Can a residential advisor afford a 2BR apartment alone in Maryland?

It’s a stretch — at the median salary of $47K, rent takes 57.1% of take-home pay. A 2-bedroom at the HUD Fair Market Rent runs $1,795/month. The 30% guideline puts the comfortable ceiling at roughly $900/month in rent — so roommates or a 1-bedroom would ease the math significantly.

What’s the entry-level salary for residential advisors in Maryland?

The 10th-percentile wage — what new residential advisors typically earn — is $33K/year. Take-home on that works out to about $1,963/month. At HUD’s $1,795/month FMR, rent would take 91% of that take-home — above the 30% guideline, so a 1-bedroom or shared housing is likely necessary starting out.

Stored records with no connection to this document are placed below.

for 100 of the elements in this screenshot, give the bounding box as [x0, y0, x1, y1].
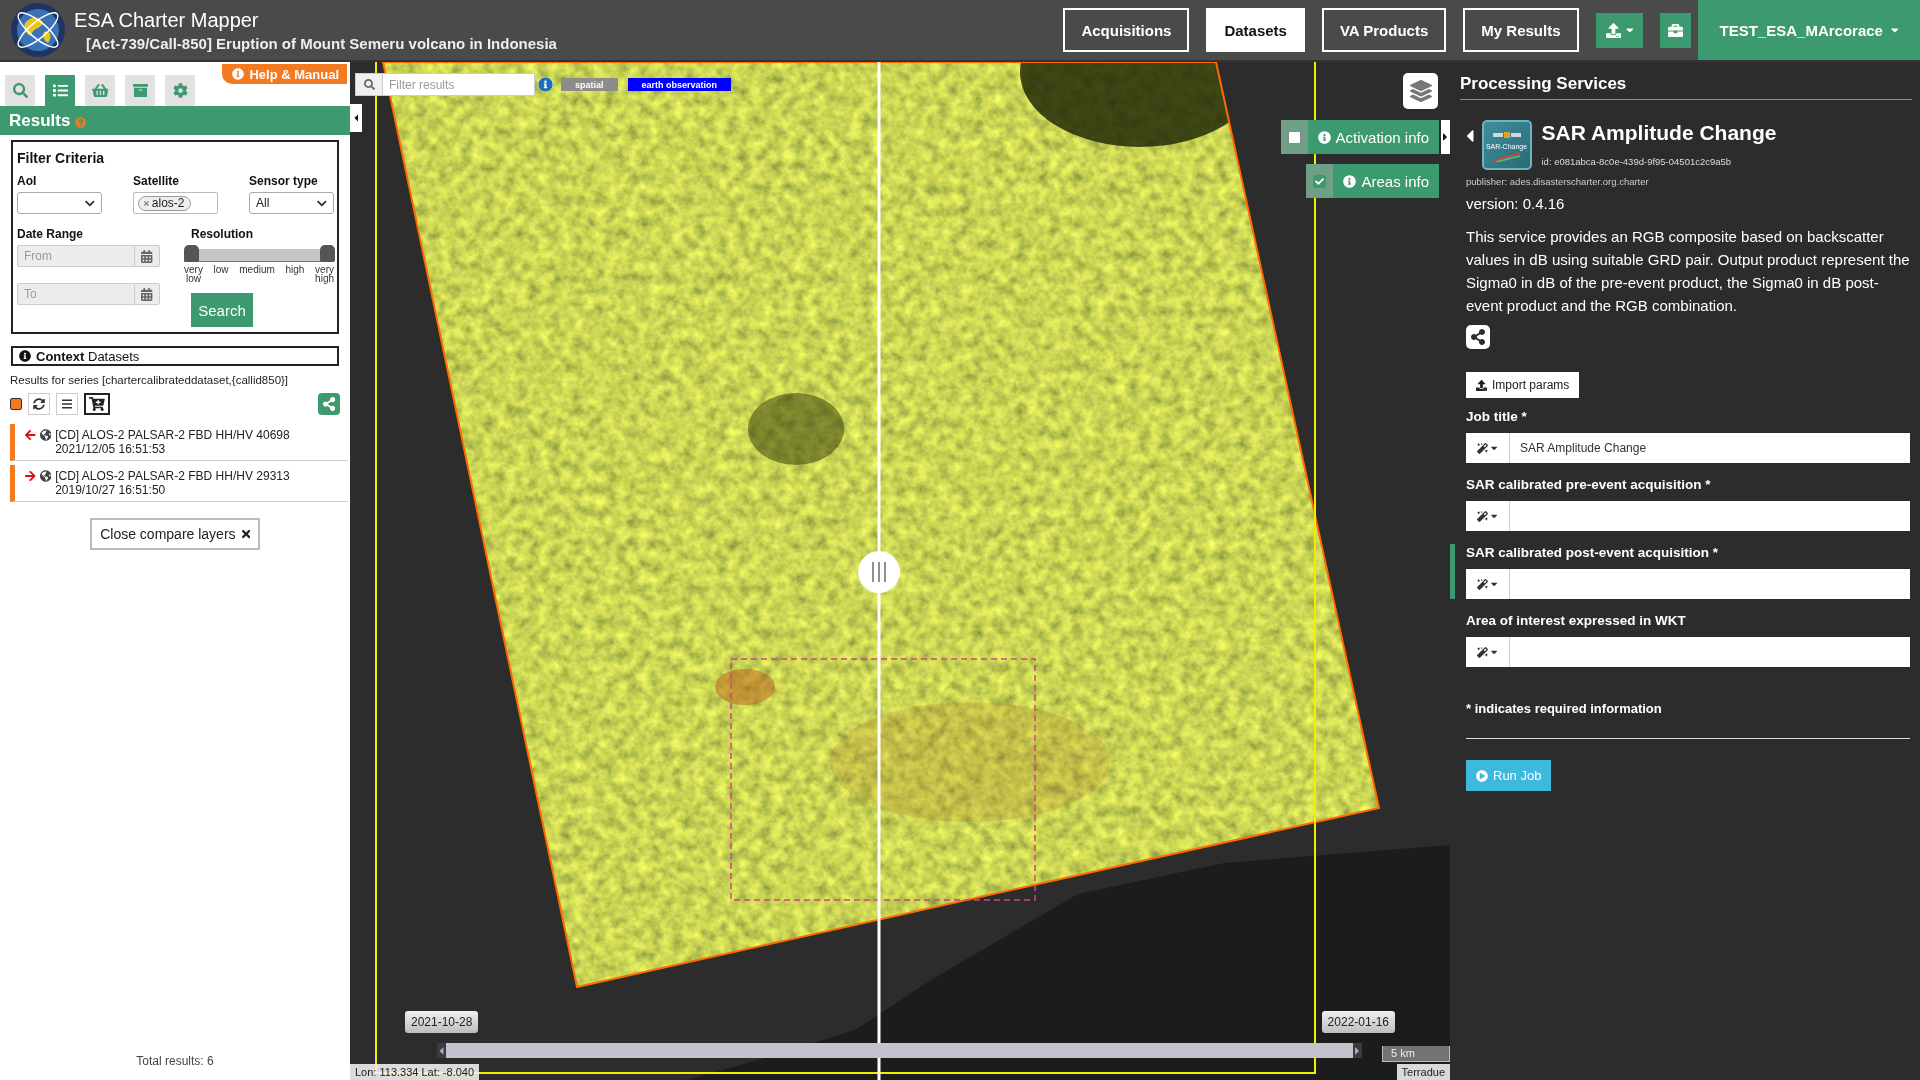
- select-checkbox[interactable]: [10, 398, 22, 410]
- user-menu[interactable]: TEST_ESA_MArcorace: [1698, 0, 1920, 60]
- magic-wand-icon: [1477, 578, 1489, 590]
- collapse-tab[interactable]: [350, 104, 362, 132]
- filter-field[interactable]: Filter results: [383, 73, 535, 96]
- tick-label: low: [213, 265, 229, 277]
- field-label: Sensor type: [249, 174, 319, 188]
- tool-tab[interactable]: [5, 75, 35, 106]
- archive-icon: [132, 83, 148, 98]
- calendar-button[interactable]: [134, 245, 160, 267]
- text-field[interactable]: SAR Amplitude Change: [1510, 433, 1910, 463]
- briefcase-icon: [1668, 22, 1683, 38]
- range-handle[interactable]: [437, 1043, 446, 1058]
- upload-icon: [1605, 22, 1621, 38]
- refresh-button[interactable]: [28, 393, 50, 415]
- info-button[interactable]: Areas info: [1333, 164, 1439, 198]
- layers-icon: [1409, 80, 1432, 102]
- info-icon: [1343, 174, 1357, 188]
- layers-button[interactable]: [1403, 73, 1438, 109]
- compare-handle[interactable]: [858, 551, 900, 593]
- input-options-button[interactable]: [1466, 433, 1510, 463]
- refresh-icon: [33, 398, 45, 410]
- info-icon: [19, 350, 31, 362]
- calendar-button[interactable]: [134, 283, 160, 305]
- app-title: ESA Charter Mapper: [74, 7, 260, 32]
- upload-button[interactable]: [1595, 12, 1643, 48]
- date-to-field[interactable]: To: [17, 283, 134, 305]
- input-options-button[interactable]: [1466, 637, 1510, 667]
- share-button[interactable]: [1466, 325, 1490, 349]
- info-icon: [1317, 130, 1331, 144]
- settings-icon: [172, 83, 188, 98]
- nav-tab[interactable]: Datasets: [1206, 8, 1305, 52]
- timeline-slider[interactable]: [437, 1043, 1362, 1058]
- filter-tag[interactable]: earth observation: [627, 78, 732, 91]
- service-description: This service provides an RGB composite based on backscatter values in dB using suitable GRD pair. Output product represent the Sigma0 in dB of the pre-event product, the Sigma0 in dB post-event product and the RGB combination.: [1466, 227, 1910, 316]
- toggle-checkbox[interactable]: [1287, 130, 1301, 144]
- nav-tab[interactable]: VA Products: [1321, 8, 1447, 52]
- text-field[interactable]: [1510, 637, 1910, 667]
- nav-tab[interactable]: My Results: [1463, 8, 1579, 52]
- search-button[interactable]: Search: [191, 293, 253, 327]
- panel-heading: Processing Services: [1460, 62, 1912, 100]
- end-date-label: 2022-01-16: [1321, 1011, 1395, 1033]
- share-icon: [1471, 329, 1485, 345]
- caret-left-icon: [353, 112, 359, 124]
- section-title: Context Datasets: [36, 348, 140, 364]
- sensor-type-select[interactable]: All: [249, 192, 334, 214]
- close-icon: [144, 199, 149, 207]
- text-field[interactable]: [1510, 501, 1910, 531]
- tick-label: very low: [184, 265, 203, 283]
- resolution-slider[interactable]: [184, 245, 334, 262]
- input-options-button[interactable]: [1466, 569, 1510, 599]
- start-date-label: 2021-10-28: [405, 1011, 479, 1033]
- nav-tab[interactable]: Acquisitions: [1063, 8, 1190, 52]
- field-label: Satellite: [133, 174, 181, 188]
- range-handle[interactable]: [1353, 1043, 1362, 1058]
- service-id: id: e081abca-8c0e-439d-9f95-04501c2c9a5b: [1541, 156, 1733, 167]
- text-field[interactable]: [1510, 569, 1910, 599]
- required-note: * indicates required information: [1466, 701, 1663, 716]
- cart-plus-icon: [89, 397, 105, 411]
- info-button[interactable]: Activation info: [1307, 120, 1439, 154]
- input-options-button[interactable]: [1466, 501, 1510, 531]
- tick-label: very high: [315, 265, 334, 283]
- service-title: SAR Amplitude Change: [1541, 120, 1777, 146]
- list-icon: [52, 83, 68, 98]
- import-params-button[interactable]: Import params: [1466, 372, 1580, 398]
- tool-tab[interactable]: [85, 75, 115, 106]
- briefcase-button[interactable]: [1660, 12, 1691, 48]
- cursor-coordinates: Lon: 113.334 Lat: -8.040: [350, 1064, 480, 1080]
- total-results: Total results: 6: [136, 1054, 214, 1068]
- tool-tab[interactable]: [165, 75, 195, 106]
- activation-title: [Act-739/Call-850] Eruption of Mount Semeru volcano in Indonesia: [86, 34, 557, 53]
- search-icon: [363, 79, 375, 90]
- list-button[interactable]: [56, 393, 78, 415]
- arrow-right-icon: [25, 470, 36, 482]
- close-icon: [241, 528, 250, 540]
- close-compare-button[interactable]: Close compare layers: [90, 518, 260, 550]
- magic-wand-icon: [1477, 442, 1489, 454]
- field-label: SAR calibrated pre-event acquisition *: [1466, 476, 1712, 493]
- tick-label: medium: [239, 265, 275, 277]
- tool-tab[interactable]: [45, 75, 75, 106]
- basket-icon: [91, 83, 109, 98]
- satellite-field[interactable]: alos-2: [133, 192, 218, 214]
- globe-logo-icon: [10, 2, 66, 58]
- magic-wand-icon: [1477, 646, 1489, 658]
- add-to-cart-button[interactable]: [84, 393, 110, 415]
- date-from-field[interactable]: From: [17, 245, 134, 267]
- globe-icon: [39, 429, 52, 441]
- slider-handle[interactable]: [320, 245, 335, 262]
- toggle-checkbox[interactable]: [1313, 174, 1327, 188]
- dataset-name: [CD] ALOS-2 PALSAR-2 FBD HH/HV 40698 2021/12/05 16:51:53: [55, 428, 291, 456]
- field-label: AoI: [17, 174, 38, 188]
- slider-handle[interactable]: [184, 245, 199, 262]
- scale-bar: 5 km: [1382, 1046, 1450, 1062]
- tool-tab[interactable]: [125, 75, 155, 106]
- expand-tab[interactable]: [1441, 120, 1450, 154]
- magic-wand-icon: [1477, 510, 1489, 522]
- share-icon: [322, 397, 336, 411]
- map-attribution: Terradue: [1396, 1064, 1450, 1080]
- satellite-tag[interactable]: alos-2: [138, 195, 191, 211]
- upload-icon: [1476, 379, 1487, 391]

Is residential advisor a high-paying job in Maryland?

Local pay is 11% above the national median — $47K here vs. $42K nationally.

How does Maryland compare to the national average for residential advisors?

Maryland pays $47K median vs. the U.S. average of $42K — that’s +11%. After adjusting for local cost of living (RPP 98.76), the purchasing-power equivalent is $48K — still ahead of the national median.

How much do residential advisors make in Maryland?

The median is $46,950 a year, that works out to about $23 an hour. But the range is wide: entry-level workers start around $32,720, and experienced residential advisors can clear $61,780. These are BLS numbers, based on employer-reported data, not self-reported surveys.

Is $47K enough to live in Maryland?

On that salary, you'd take home roughly $3,142/month after taxes. A 2-bedroom here rents for about $1,795/month, which eats 57.1% of your paycheck. That's above the 30% rule of thumb, housing will be a stretch at the median salary, though you can manage with roommates or a smaller place.

How far does a residential advisors salary go in Maryland?

Maryland has a Regional Price Parity of 98.76 (100 is the national average). That's below average, your money stretches further here than the raw salary number suggests. After cost-of-living adjustment, the median residential advisors salary is worth about $47,539 in national-average purchasing power.

Where do residential advisors get paid the most?

The table above ranks every state by median pay for this role. Keep in mind that the highest-paying states tend to have the highest costs of living, so the top salary doesn't always mean the most money in your pocket.